Database replication — primary-replica and multi-master patterns
synchronous vs asynchronous replication, read replicas, replication lag, multi-master conflicts, failover, write scalability
Why Replicate
Replication copies data from one database node to others. It serves two purposes: high availability (failover if primary dies) and read scaling (distribute reads across replicas).
Primary-Replica Replication
All writes go to the primary. The primary replicates changes to one or more replicas. Reads can be served from any replica.
- Synchronous: primary waits for replica to confirm before acknowledging write. No data loss but higher write latency.
- Asynchronous: primary acknowledges immediately, replicates in background. Lower latency but risk of data loss if primary dies before replication completes.
Replication Lag
Async replication creates lag — replicas may be seconds behind.
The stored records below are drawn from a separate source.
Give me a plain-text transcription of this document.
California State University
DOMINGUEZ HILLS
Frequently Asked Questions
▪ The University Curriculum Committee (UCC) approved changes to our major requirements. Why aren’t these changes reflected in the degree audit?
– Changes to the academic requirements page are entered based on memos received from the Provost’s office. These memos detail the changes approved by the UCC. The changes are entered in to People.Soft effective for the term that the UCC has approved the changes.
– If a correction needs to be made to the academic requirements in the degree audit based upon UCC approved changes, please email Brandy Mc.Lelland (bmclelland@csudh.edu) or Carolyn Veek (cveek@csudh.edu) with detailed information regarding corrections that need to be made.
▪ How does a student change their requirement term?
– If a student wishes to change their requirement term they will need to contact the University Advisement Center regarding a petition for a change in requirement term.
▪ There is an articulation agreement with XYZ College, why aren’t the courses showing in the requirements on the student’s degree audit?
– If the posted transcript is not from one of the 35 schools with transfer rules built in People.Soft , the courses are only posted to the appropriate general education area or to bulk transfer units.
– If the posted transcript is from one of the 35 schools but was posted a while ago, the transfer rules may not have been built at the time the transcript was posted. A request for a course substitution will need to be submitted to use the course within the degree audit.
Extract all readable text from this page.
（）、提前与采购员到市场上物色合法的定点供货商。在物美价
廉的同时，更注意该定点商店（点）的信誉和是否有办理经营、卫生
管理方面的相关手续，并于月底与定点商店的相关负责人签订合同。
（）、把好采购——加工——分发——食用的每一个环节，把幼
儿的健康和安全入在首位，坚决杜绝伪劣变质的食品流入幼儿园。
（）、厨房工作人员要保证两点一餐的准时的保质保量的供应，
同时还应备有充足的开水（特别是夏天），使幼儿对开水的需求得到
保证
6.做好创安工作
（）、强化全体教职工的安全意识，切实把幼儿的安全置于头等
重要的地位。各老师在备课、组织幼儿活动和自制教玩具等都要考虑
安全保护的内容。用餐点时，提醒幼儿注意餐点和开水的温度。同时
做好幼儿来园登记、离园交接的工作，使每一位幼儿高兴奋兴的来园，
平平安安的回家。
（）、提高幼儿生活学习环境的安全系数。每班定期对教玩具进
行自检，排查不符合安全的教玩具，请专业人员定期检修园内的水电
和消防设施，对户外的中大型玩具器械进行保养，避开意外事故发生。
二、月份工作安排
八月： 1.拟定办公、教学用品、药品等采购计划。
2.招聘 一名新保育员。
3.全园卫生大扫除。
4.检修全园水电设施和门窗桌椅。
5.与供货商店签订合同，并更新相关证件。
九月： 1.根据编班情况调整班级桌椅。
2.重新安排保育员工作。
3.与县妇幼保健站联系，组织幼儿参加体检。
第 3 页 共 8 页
This means reading your own writes from a replica may return stale data. Solution: route reads for a user to the same replica they just wrote to (read-after-write consistency), or read from primary for critical operations.
Multi-Master Replication
Multiple nodes accept writes simultaneously. Solves write availability but introduces conflict resolution complexity. Two nodes accepting conflicting writes to the same record must resolve the conflict — last-write-wins, CRDTs, or application-level resolution. Use only when write availability is more important than simplicity.